Detective Detected
by Alexander Ross
I.
I had been a clerk in the Bristol bank, in Providence for eighteen years, and had gained the confidence of the president and cashier by uniform good behavior and close attention to my work. Other clerks had come and gone; some to more lucrative positions, and some I know not where, discharged as they had been for inaccuracies in their books. One of them, James Petrie, who had left us about a year before the events happened which I am about to relate, had been on friendly terms with me, and I had always found him an obliging, kind-hearted fellow. He had been rather too fond of a glass, however, and I had frequently warned him that it would injure him in the opinion of the officers of the bank, if it should be discovered that he drank so freely.

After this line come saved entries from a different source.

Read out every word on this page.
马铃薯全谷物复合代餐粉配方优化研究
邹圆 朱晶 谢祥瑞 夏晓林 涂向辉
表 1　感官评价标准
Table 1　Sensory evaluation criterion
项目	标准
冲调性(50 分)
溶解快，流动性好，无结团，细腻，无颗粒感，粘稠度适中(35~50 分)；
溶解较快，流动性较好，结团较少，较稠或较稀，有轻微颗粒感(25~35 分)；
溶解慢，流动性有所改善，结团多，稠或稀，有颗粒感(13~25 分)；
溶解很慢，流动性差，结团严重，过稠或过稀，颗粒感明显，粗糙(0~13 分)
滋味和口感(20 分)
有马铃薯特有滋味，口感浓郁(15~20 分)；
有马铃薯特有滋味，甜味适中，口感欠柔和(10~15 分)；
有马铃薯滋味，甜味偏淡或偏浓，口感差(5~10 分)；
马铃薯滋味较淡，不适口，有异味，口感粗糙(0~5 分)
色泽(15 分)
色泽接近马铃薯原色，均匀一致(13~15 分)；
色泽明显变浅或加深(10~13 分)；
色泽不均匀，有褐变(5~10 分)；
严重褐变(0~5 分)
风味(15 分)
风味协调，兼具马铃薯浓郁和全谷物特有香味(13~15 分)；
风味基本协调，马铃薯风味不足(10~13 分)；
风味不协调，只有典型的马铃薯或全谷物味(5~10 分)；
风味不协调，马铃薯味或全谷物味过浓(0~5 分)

He had always promised me that he would reform, and had always failed to do so.
At last he came in the bank one day in a state which certainly would betray him if he should have to speak to the Cashier, which he had often to do, and I was urging him to leave on the plea of sickness, when the Cashier, who saw us talking, called him to his room on some matter of business. He went, and on entering the room stumbled against a chair and fell. The Cashier discovered his condition, and when the President arrived, poor Petrie was at once discharged. It was a custom, when an employee left the bank, for the President to give him a statement of his conduct while there, and what was the cause of his dismissal. Such a statement was handed to Petrie, as he left the office ruined to any prospect of getting a position in a banking-house afterward. I had never seen or heard of him from that time.